All of this, when read in the context of Chinese divestment of 97 percent of its U.S. Treasury bills over the past two years, paints a very vulgar picture of a Governor of one of the sovereign states sacrificing the freedom of his citizens on the altar of “foreign investment.” Whether he understands the full implications of his pecuniary policies is immaterial. The irrefutable fact is that the Chinese understand them perfectly well and are all too pleased to take advantage of the Governor’s greed.

As for the full effect of these relations, only time will tell. Consider though, that the oppressive Chinese regime, by wisely divesting itself of American Treasury securities, can take advantage of our federal system (the co-existence of two equal sovereignties) and keep its fingers in American pies by establishing powerful outposts in the 50 states, thus bypassing the chokehold held over the national economy by the bust/boom cycle perpetuated by the Federal Reserve.

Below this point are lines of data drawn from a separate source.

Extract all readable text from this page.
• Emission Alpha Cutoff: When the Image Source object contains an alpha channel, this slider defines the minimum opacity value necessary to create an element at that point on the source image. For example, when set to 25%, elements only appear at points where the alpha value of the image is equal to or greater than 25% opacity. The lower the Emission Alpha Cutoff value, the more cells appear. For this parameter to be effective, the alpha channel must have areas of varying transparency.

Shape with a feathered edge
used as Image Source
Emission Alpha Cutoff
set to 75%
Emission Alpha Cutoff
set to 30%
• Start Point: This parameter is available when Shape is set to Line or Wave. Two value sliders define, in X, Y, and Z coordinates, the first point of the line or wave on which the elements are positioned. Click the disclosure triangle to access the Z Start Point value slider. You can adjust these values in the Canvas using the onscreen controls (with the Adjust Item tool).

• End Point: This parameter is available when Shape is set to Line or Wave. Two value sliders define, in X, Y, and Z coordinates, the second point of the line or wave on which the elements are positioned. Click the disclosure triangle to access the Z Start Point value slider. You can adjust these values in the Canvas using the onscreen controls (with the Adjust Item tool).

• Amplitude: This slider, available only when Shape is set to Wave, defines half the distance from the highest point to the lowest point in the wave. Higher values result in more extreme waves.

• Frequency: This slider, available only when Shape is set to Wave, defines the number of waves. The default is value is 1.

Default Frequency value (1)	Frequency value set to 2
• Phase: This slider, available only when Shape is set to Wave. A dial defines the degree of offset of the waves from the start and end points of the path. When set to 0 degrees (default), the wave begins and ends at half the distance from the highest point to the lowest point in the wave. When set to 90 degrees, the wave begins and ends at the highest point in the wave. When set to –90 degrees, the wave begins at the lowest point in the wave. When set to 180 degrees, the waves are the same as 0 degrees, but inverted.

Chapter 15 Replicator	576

Put simply, Idaho (and reportedly other states, as well) are offering the Chinese a way to dump their useless Treasury bonds without sacrificing the strength of their clamp on the economic pipeline of American industry.

The specifics of the wheeling and dealing between Idaho’s state government and their Chinese counterparts are unclear with a few exceptions. What is known is that “top Idaho officials have been traveling to China and entertaining the Chinese here, in order to help facilitate this.”

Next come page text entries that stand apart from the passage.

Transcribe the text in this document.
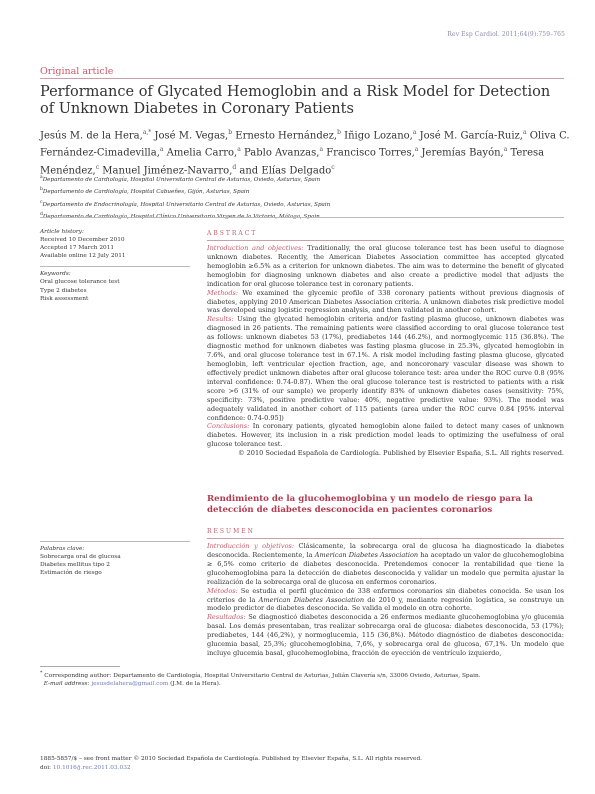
Rev Esp Cardiol. 2011;64(9):759–765
Original article
Performance of Glycated Hemoglobin and a Risk Model for Detection of Unknown Diabetes in Coronary Patients
Jesús M. de la Hera,$^{a,*}$ José M. Vegas,$^b$ Ernesto Hernández,$^b$ Iñigo Lozano,$^a$ José M. García-Ruiz,$^a$ Oliva C. Fernández-Cimadevilla,$^a$ Amelia Carro,$^a$ Pablo Avanzas,$^a$ Francisco Torres,$^a$ Jeremías Bayón,$^a$ Teresa Menéndez,$^c$ Manuel Jiménez-Navarro,$^d$ and Elías Delgado$^c$
$^a$Departamento de Cardiología, Hospital Universitario Central de Asturias, Oviedo, Asturias, Spain
$^b$Departamento de Cardiología, Hospital Cabueñes, Gijón, Asturias, Spain
$^c$Departamento de Endocrinología, Hospital Universitario Central de Asturias, Oviedo, Asturias, Spain
$^d$Departamento de Cardiología, Hospital Clínico Universitario Virgen de la Victoria, Málaga, Spain
Article history:
Received 10 December 2010
Accepted 17 March 2011
Available online 12 July 2011
Keywords:
Oral glucose tolerance test
Type 2 diabetes
Risk assessment
ABSTRACT
Introduction and objectives: Traditionally, the oral glucose tolerance test has been useful to diagnose unknown diabetes. Recently, the American Diabetes Association committee has accepted glycated hemoglobin ≥6.5% as a criterion for unknown diabetes. The aim was to determine the benefit of glycated hemoglobin for diagnosing unknown diabetes and also create a predictive model that adjusts the indication for oral glucose tolerance test in coronary patients.
Methods: We examined the glycemic profile of 338 coronary patients without previous diagnosis of diabetes, applying 2010 American Diabetes Association criteria. A unknown diabetes risk predictive model was developed using logistic regression analysis, and then validated in another cohort.
Results: Using the glycated hemoglobin criteria and/or fasting plasma glucose, unknown diabetes was diagnosed in 26 patients. The remaining patients were classified according to oral glucose tolerance test as follows: unknown diabetes 53 (17%), prediabetes 144 (46.2%), and normoglycemic 115 (36.8%). The diagnostic method for unknown diabetes was fasting plasma glucose in 25.3%, glycated hemoglobin in 7.6%, and oral glucose tolerance test in 67.1%. A risk model including fasting plasma glucose, glycated hemoglobin, left ventricular ejection fraction, age, and noncoronary vascular disease was shown to effectively predict unknown diabetes after oral glucose tolerance test: area under the ROC curve 0.8 (95% interval confidence: 0.74-0.87). When the oral glucose tolerance test is restricted to patients with a risk score >6 (31% of our sample) we properly identify 83% of unknown diabetes cases (sensitivity: 75%, specificity: 73%, positive predictive value: 40%, negative predictive value: 93%). The model was adequately validated in another cohort of 115 patients (area under the ROC curve 0.84 [95% interval confidence: 0.74-0.95])
Conclusions: In coronary patients, glycated hemoglobin alone failed to detect many cases of unknown diabetes. However, its inclusion in a risk prediction model leads to optimizing the usefulness of oral glucose tolerance test.
© 2010 Sociedad Española de Cardiología. Published by Elsevier España, S.L. All rights reserved.
Rendimiento de la glucohemoglobina y un modelo de riesgo para la detección de diabetes desconocida en pacientes coronarios
Palabras clave:
Sobrecarga oral de glucosa
Diabetes mellitus tipo 2
Estimación de riesgo
RESUMEN
Introducción y objetivos: Clásicamente, la sobrecarga oral de glucosa ha diagnosticado la diabetes desconocida. Recientemente, la American Diabetes Association ha aceptado un valor de glucohemoglobina ≥ 6,5% como criterio de diabetes desconocida. Pretendemos conocer la rentabilidad que tiene la glucohemoglobina para la detección de diabetes desconocida y validar un modelo que permita ajustar la realización de la sobrecarga oral de glucosa en enfermos coronarios.
Métodos: Se estudia el perfil glucémico de 338 enfermos coronarios sin diabetes conocida. Se usan los criterios de la American Diabetes Association de 2010 y, mediante regresión logística, se construye un modelo predictor de diabetes desconocida. Se valida el modelo en otra cohorte.
Resultados: Se diagnosticó diabetes desconocida a 26 enfermos mediante glucohemoglobina y/o glucemia basal. Los demás presentaban, tras realizar sobrecarga oral de glucosa: diabetes desconocida, 53 (17%); prediabetes, 144 (46,2%), y normoglucemia, 115 (36,8%). Método diagnóstico de diabetes desconocida: glucemia basal, 25,3%; glucohemoglobina, 7,6%, y sobrecarga oral de glucosa, 67,1%. Un modelo que incluye glucemia basal, glucohemoglobina, fracción de eyección de ventrículo izquierdo,
* Corresponding author: Departamento de Cardiología, Hospital Universitario Central de Asturias, Julián Clavería s/n, 33006 Oviedo, Asturias, Spain.
E-mail address: jesusdelahera@gmail.com (J.M. de la Hera).
1885-5857/$ – see front matter © 2010 Sociedad Española de Cardiología. Published by Elsevier España, S.L. All rights reserved.
doi: 10.1016/j.rec.2011.03.032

The result of these junkets? American Falls, Idaho, may soon be home to a Chinese-owned fertilizer plant. A significant swathe of land south of Boise (about 30,000 acres) was bought by China, a purchase Idaho’s Governor promises will “reinvigorate our American industrial base.”

Regarding the purpose of his upcoming Chinese mission, the Governor did not return the call made to his office by The New American, but his Press Secretary, Jon Hanian, has made his boss’s intentions very clear. “The Governor is a staunch advocate of growing our business relationships with all of our current international trading partners and in cultivating relationships with new ones,” Hanian said. “That is one of the ways we create more jobs in Idaho.”

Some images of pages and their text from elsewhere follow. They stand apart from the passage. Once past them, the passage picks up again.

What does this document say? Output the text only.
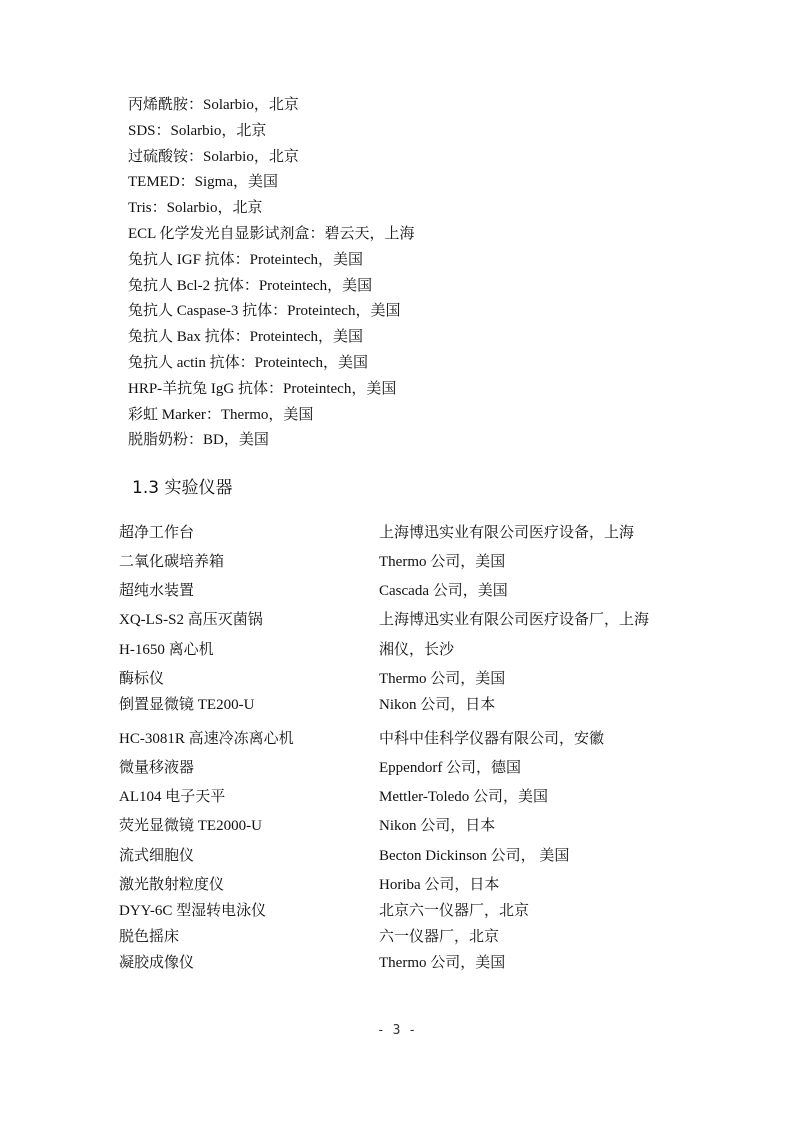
丙烯酰胺：Solarbio，北京
SDS：Solarbio，北京
过硫酸铵：Solarbio，北京
TEMED：Sigma，美国
Tris：Solarbio，北京
ECL 化学发光自显影试剂盒：碧云天，上海
兔抗人 IGF 抗体：Proteintech，美国
兔抗人 Bcl-2 抗体：Proteintech，美国
兔抗人 Caspase-3 抗体：Proteintech，美国
兔抗人 Bax 抗体：Proteintech，美国
兔抗人 actin 抗体：Proteintech，美国
HRP-羊抗兔 IgG 抗体：Proteintech，美国
彩虹 Marker：Thermo，美国
脱脂奶粉：BD，美国
1.3 实验仪器
超净工作台	上海博迅实业有限公司医疗设备，上海
二氧化碳培养箱	Thermo 公司，美国
超纯水装置	Cascada 公司，美国
XQ-LS-S2 高压灭菌锅	上海博迅实业有限公司医疗设备厂，上海
H-1650 离心机	湘仪，长沙
酶标仪	Thermo 公司，美国
倒置显微镜 TE200-U	Nikon 公司，日本
HC-3081R 高速冷冻离心机	中科中佳科学仪器有限公司，安徽
微量移液器	Eppendorf 公司，德国
AL104 电子天平	Mettler-Toledo 公司，美国
荧光显微镜 TE2000-U	Nikon 公司，日本
流式细胞仪	Becton Dickinson 公司， 美国
激光散射粒度仪	Horiba 公司，日本
DYY-6C 型湿转电泳仪	北京六一仪器厂，北京
脱色摇床	六一仪器厂，北京
凝胶成像仪	Thermo 公司，美国
- 3 -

The Director of the Idaho Department of Commerce, Jeff Sayer, echoes Hanian’s sentiments. “Increasing international exports and attracting investment capital remain top priorities for the Department of Commerce,” he said. “Each of these steps are critical strategies to advance Idaho’s economy to $60 billion.”

As reported above, the Governor is so committed to courting communists that he is ignoring the express wishes of his own party that he “cease further foreign-based corporate development of a ‘Free Trade Zone’ and approximately 60,000 acres in Idaho.”

In response to the resolution, Otter chided his constituency for their naiveté, observing, "Given what they’re reading, they are rightfully concerned. But what they are reading is in some cases nonsense.”

Some of that “nonsense” was an article written last year by this reporter exposing Otter’s questionable dealings with China.

“Nobody is a stronger, more consistent defender of our Idaho sovereignty than me, from all threats, whether it’s a foreign influence or a federal agency here at home,” Otter continued.

Despite the Governor’s reassurances of his patriotism, some state Republican lawmakers are not persuaded. “People are still concerned about the China issue,” said State Senator Sheryl Nuxoll (R- Cottonwood). Senator Nuxoll prefers that Idaho accept no investment by Chinese companies in her state. “They do not share the same principles and values we do,” she explained.

According to those supporting Otter’s latest mission to China, on this latest mission to China the Governor is “selling groceries,” something that comes easily to the former international executive for J.R. Simplot Company, a frozen food processing firm based in Boise.

Critics of the plan hope that this time, for the sake of the citizens of Idaho, Governor Otter really is selling the Chinese groceries rather than green cards.